La gouvernance mondiale du sport : Influence du modèlecamerounais !

Les dernières assemblées générales électives des fédérations sportives civiles
nationales du Cameroun ont eu lieu en 2012 pour des mandats de 4 ans
conformément à une olympiade. Pour de nombreuses raisons, le renouvellement des
organes dirigeants n’a pas eu lieu. Après 10 ans de gestion dont deux mandats «
presque illégaux », la tenue de nouvelles élections pour régulariser l’environ
olympique est contestée.
Des dissidences fortes
Trois groupes de revendication se mettent en place. Le premier souhaite la
prolongation de deux ans encore pour achever l’olympiade en cours 2024, le second
évoque l’ingérence de la tutelle et le troisième revendique plus que
l’autodétermination, l’indépendance totale des fédérations. Après toutes les
manœuvres, une quarantaine de fédérations, relevant des deux premiers groupes,
abdiquent et tiennent le calendrier imposé par la tutelle. Le troisième groupe connait
des secousses et donnent naissance à des entités qui s’arcboutent sur la loi sur la
liberté des associations et leurs propres textes.
Une Organisation bicéphale
Les uns adoubés par leurs tutelles technique et olympique parce qu’ayant tenu
le calendrier officiel 2022 et en respect les « textes », et les autres s’appuyant aussi
sur les mêmes « textes ». Tous semblent avoir raison et lancent le championnat
national de leur discipline aux mêmes dates pour la saison 2023. A mesure que le
temps passe, les camps investissent à leur manière l’espace sportif camerounais au
point de revendiquer l’organisation d’événements sportifs autorisés par le Président
de la République (la CAN de Volleyball dame 2023). Des comités d’organisation et
des concours pour la confection de logo, mascotte et visuels de l’événement sont
annoncés par certains bien que l’Etat semble avoir pris fait et cause par ailleurs.

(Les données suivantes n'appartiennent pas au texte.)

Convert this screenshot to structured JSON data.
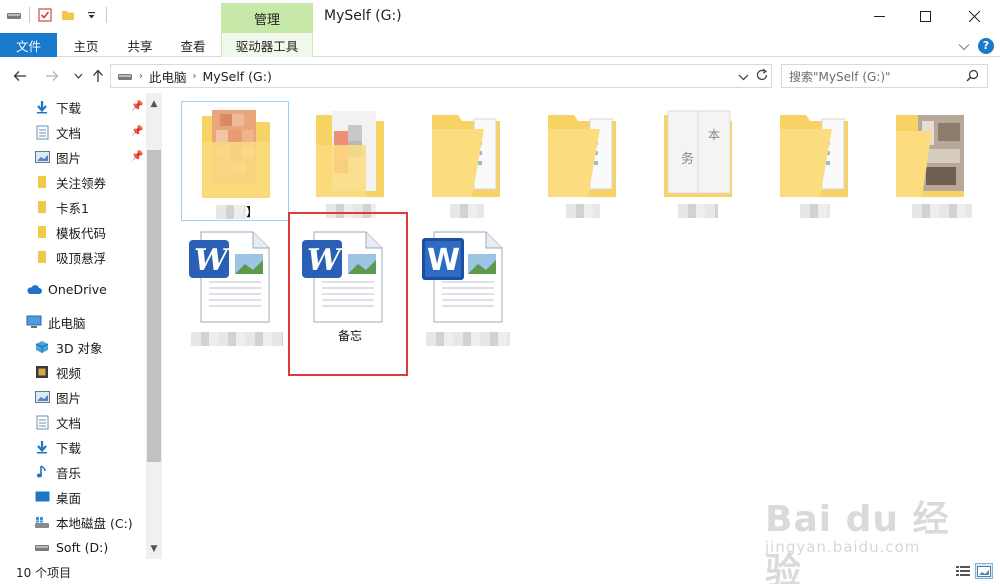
{
  "titlebar": {
    "manage_tab": "管理",
    "window_title": "MySelf (G:)"
  },
  "ribbon": {
    "tabs": [
      "文件",
      "主页",
      "共享",
      "查看",
      "驱动器工具"
    ]
  },
  "address": {
    "path": [
      "此电脑",
      "MySelf (G:)"
    ],
    "search_placeholder": "搜索\"MySelf (G:)\""
  },
  "sidebar": {
    "quick_access": [
      "下载",
      "文档",
      "图片",
      "关注领券",
      "卡系1",
      "模板代码",
      "吸顶悬浮"
    ],
    "onedrive": "OneDrive",
    "this_pc": "此电脑",
    "pc_items": [
      "3D 对象",
      "视频",
      "图片",
      "文档",
      "下载",
      "音乐",
      "桌面",
      "本地磁盘 (C:)",
      "Soft (D:)"
    ]
  },
  "files": {
    "highlighted_doc_name": "备忘",
    "first_folder_caption_fragment": "】"
  },
  "folder_thumb_letters": [
    "务",
    "本"
  ],
  "status": {
    "item_count": "10 个项目"
  },
  "watermark": {
    "line1": "Bai du 经验",
    "line2": "jingyan.baidu.com"
  },
  "colors": {
    "accent": "#1979ca",
    "manage_tab": "#c6e8a8",
    "folder": "#f7d264",
    "highlight_box": "#e23a3a"
  }
}
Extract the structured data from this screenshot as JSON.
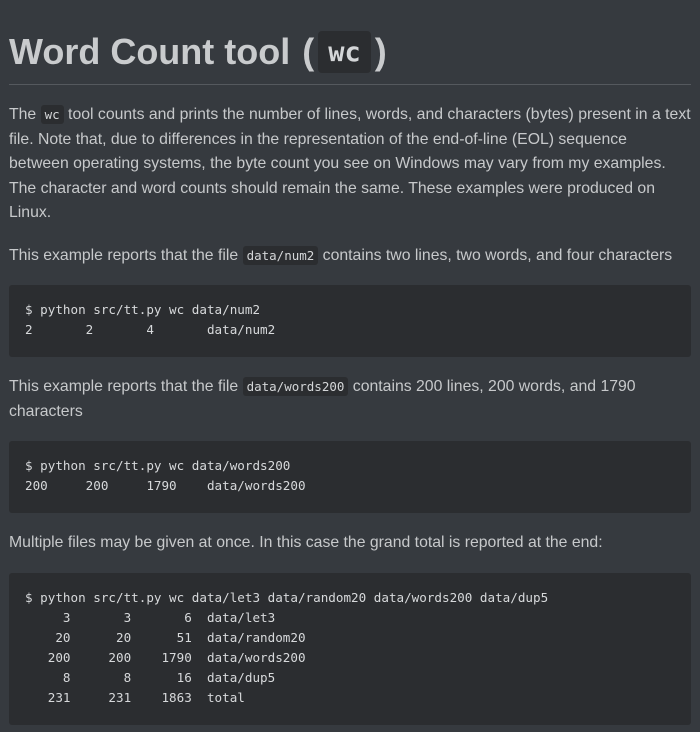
{
  "heading": {
    "prefix": "Word Count tool",
    "open_paren": "(",
    "code": "wc",
    "close_paren": ")"
  },
  "intro": {
    "before_code": "The ",
    "code": "wc",
    "after_code": " tool counts and prints the number of lines, words, and characters (bytes) present in a text file. Note that, due to differences in the representation of the end-of-line (EOL) sequence between operating systems, the byte count you see on Windows may vary from my examples. The character and word counts should remain the same. These examples were produced on Linux."
  },
  "example1": {
    "before_code": "This example reports that the file ",
    "code": "data/num2",
    "after_code": " contains two lines, two words, and four characters",
    "output": "$ python src/tt.py wc data/num2\n2       2       4       data/num2"
  },
  "example2": {
    "before_code": "This example reports that the file ",
    "code": "data/words200",
    "after_code": " contains 200 lines, 200 words, and 1790 characters",
    "output": "$ python src/tt.py wc data/words200\n200     200     1790    data/words200"
  },
  "example3": {
    "text": "Multiple files may be given at once. In this case the grand total is reported at the end:",
    "output": "$ python src/tt.py wc data/let3 data/random20 data/words200 data/dup5\n     3       3       6  data/let3\n    20      20      51  data/random20\n   200     200    1790  data/words200\n     8       8      16  data/dup5\n   231     231    1863  total"
  }
}
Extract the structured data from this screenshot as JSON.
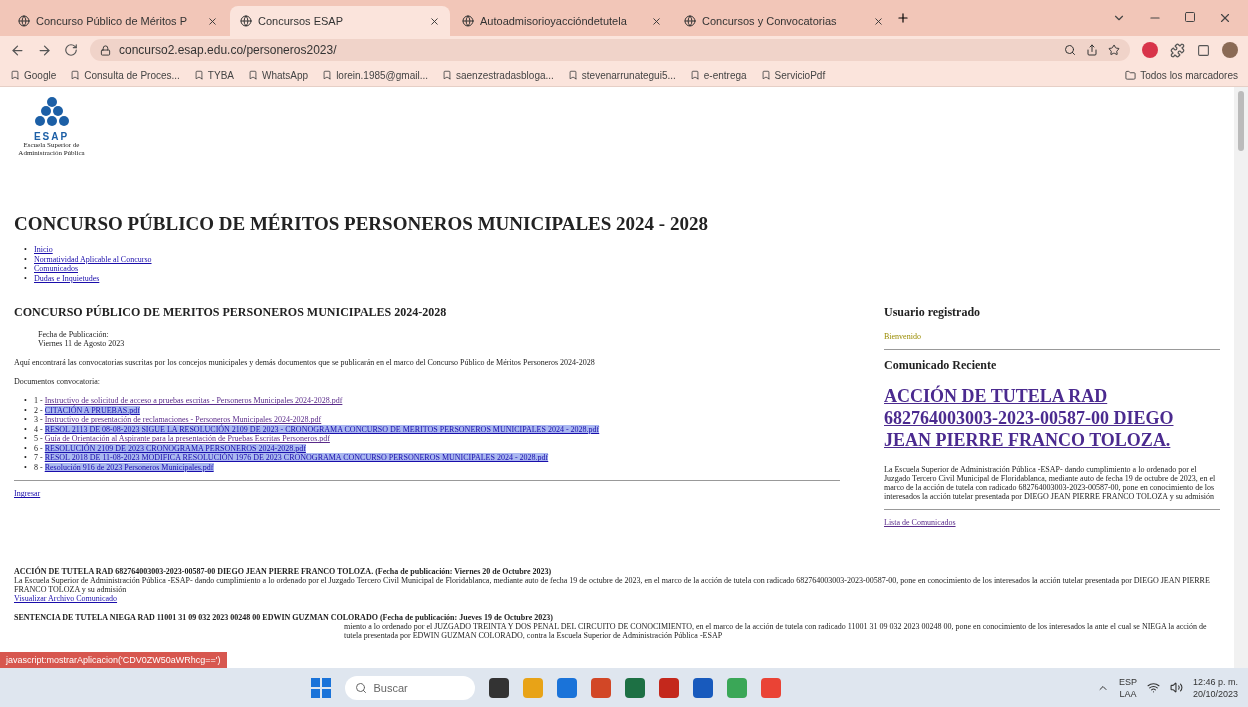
{
  "browser": {
    "tabs": [
      {
        "label": "Concurso Público de Méritos P",
        "selected": false
      },
      {
        "label": "Concursos ESAP",
        "selected": true
      },
      {
        "label": "Autoadmisorioyaccióndetutela",
        "selected": false
      },
      {
        "label": "Concursos y Convocatorias",
        "selected": false
      }
    ],
    "url": "concurso2.esap.edu.co/personeros2023/",
    "bookmarks": [
      "Google",
      "Consulta de Proces...",
      "TYBA",
      "WhatsApp",
      "lorein.1985@gmail...",
      "saenzestradasbloga...",
      "stevenarrunategui5...",
      "e-entrega",
      "ServicioPdf"
    ],
    "all_bookmarks": "Todos los marcadores",
    "status_url": "javascript:mostrarAplicacion('CDV0ZW50aWRhcg==')"
  },
  "logo": {
    "acronym": "ESAP",
    "name": "Escuela Superior de Administración Pública"
  },
  "page_title": "CONCURSO PÚBLICO DE MÉRITOS PERSONEROS MUNICIPALES 2024 - 2028",
  "list_marker": "•",
  "nav": [
    "Inicio",
    "Normatividad Aplicable al Concurso",
    "Comunicados",
    "Dudas e Inquietudes"
  ],
  "main": {
    "title": "CONCURSO PÚBLICO DE MERITOS PERSONEROS MUNICIPALES 2024-2028",
    "date_label": "Fecha de Publicación:",
    "date": "Viernes 11 de Agosto 2023",
    "intro": "Aquí encontrará las convocatorias suscritas por los concejos municipales y demás documentos que se publicarán en el marco del Concurso Público de Méritos Personeros 2024-2028",
    "docs_label": "Documentos convocatoria:",
    "documents": [
      {
        "number": "1 - ",
        "label": "Instructivo de solicitud de acceso a pruebas escritas - Personeros Municipales 2024-2028.pdf",
        "highlighted": false
      },
      {
        "number": "2 - ",
        "label": "CITACIÓN A PRUEBAS.pdf",
        "highlighted": true
      },
      {
        "number": "3 - ",
        "label": "Instructivo de presentación de reclamaciones - Personeros Municipales 2024-2028.pdf",
        "highlighted": false
      },
      {
        "number": "4 - ",
        "label": "RESOL 2113 DE 08-08-2023 SIGUE LA RESOLUCIÓN 2109 DE 2023 - CRONOGRAMA CONCURSO DE MERITOS PERSONEROS MUNICIPALES 2024 - 2028.pdf",
        "highlighted": true
      },
      {
        "number": "5 - ",
        "label": "Guía de Orientación al Aspirante para la presentación de Pruebas Escritas Personeros.pdf",
        "highlighted": false
      },
      {
        "number": "6 - ",
        "label": "RESOLUCIÓN 2109 DE 2023 CRONOGRAMA PERSONEROS 2024-2028.pdf",
        "highlighted": true
      },
      {
        "number": "7 - ",
        "label": "RESOL 2018 DE 11-08-2023 MODIFICA RESOLUCIÓN 1976 DE 2023 CRONOGRAMA CONCURSO PERSONEROS MUNICIPALES 2024 - 2028.pdf",
        "highlighted": true
      },
      {
        "number": "8 - ",
        "label": "Resolución 916 de 2023 Personeros Municipales.pdf",
        "highlighted": true
      }
    ],
    "login_link": "Ingresar"
  },
  "sidebar": {
    "user_title": "Usuario registrado",
    "user_status": "Bienvenido",
    "news_title": "Comunicado Reciente",
    "news_link": "ACCIÓN DE TUTELA RAD 682764003003-2023-00587-00 DIEGO JEAN PIERRE FRANCO TOLOZA.",
    "news_text": "La Escuela Superior de Administración Pública -ESAP- dando cumplimiento a lo ordenado por el Juzgado Tercero Civil Municipal de Floridablanca, mediante auto de fecha 19 de octubre de 2023, en el marco de la acción de tutela con radicado 682764003003-2023-00587-00, pone en conocimiento de los interesados la acción tutelar presentada por DIEGO JEAN PIERRE FRANCO TOLOZA y su admisión",
    "list_link": "Lista de Comunicados"
  },
  "announcements": [
    {
      "title": "ACCIÓN DE TUTELA RAD 682764003003-2023-00587-00 DIEGO JEAN PIERRE FRANCO TOLOZA. (Fecha de publicación: Viernes 20 de Octubre 2023)",
      "text": "La Escuela Superior de Administración Pública -ESAP- dando cumplimiento a lo ordenado por el Juzgado Tercero Civil Municipal de Floridablanca, mediante auto de fecha 19 de octubre de 2023, en el marco de la acción de tutela con radicado 682764003003-2023-00587-00, pone en conocimiento de los interesados la acción tutelar presentada por DIEGO JEAN PIERRE FRANCO TOLOZA y su admisión",
      "link": "Visualizar Archivo Comunicado"
    },
    {
      "title": "SENTENCIA DE TUTELA NIEGA RAD 11001 31 09 032 2023 00248 00 EDWIN GUZMAN COLORADO (Fecha de publicación: Jueves 19 de Octubre 2023)",
      "text": "miento a lo ordenado por el JUZGADO TREINTA Y DOS PENAL DEL CIRCUITO DE CONOCIMIENTO, en el marco de la acción de tutela con radicado 11001 31 09 032 2023 00248 00, pone en conocimiento de los interesados la ante el cual se NIEGA la acción de tutela presentada por EDWIN GUZMAN COLORADO, contra la Escuela Superior de Administración Pública -ESAP"
    }
  ],
  "taskbar": {
    "search": "Buscar",
    "language": "ESP",
    "layout": "LAA",
    "time": "12:46 p. m.",
    "date": "20/10/2023"
  }
}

Cette épisode montre que le secteur du sport fait l’objet de convoitise privée et est
une zone de contestation du pouvoir de l’Etat. Il est tiraillé entre de groupes
d’associations, toutes revendiquant la légitimité et contestant l’exercice du pouvoir de
tutelle et de régulation par l’Etat.
Une nouvelle régulation du sport
Ce constat suscite l’hypothèse d’une inadaptation de la loi en général et celle
du sport en particulier. La posture des dirigeants tend à confirmer les limites du
modèle actuel qu’il faut transcender par la sortie du cadre normatif pour confirmer
l’exception camerounaise et faire apparaitre un nouveau champ de gestion du sport
mondial. L’histoire du sport rappelle que le comportement de l’équipe du Cameroun,
lors de ses premières participations à la Coupe du monde de football, a influencé la
révision des lois de jeu. Le modèle managérial du sport camerounais ne pourrait-il
pas aussi s’inscrire dans cette logique.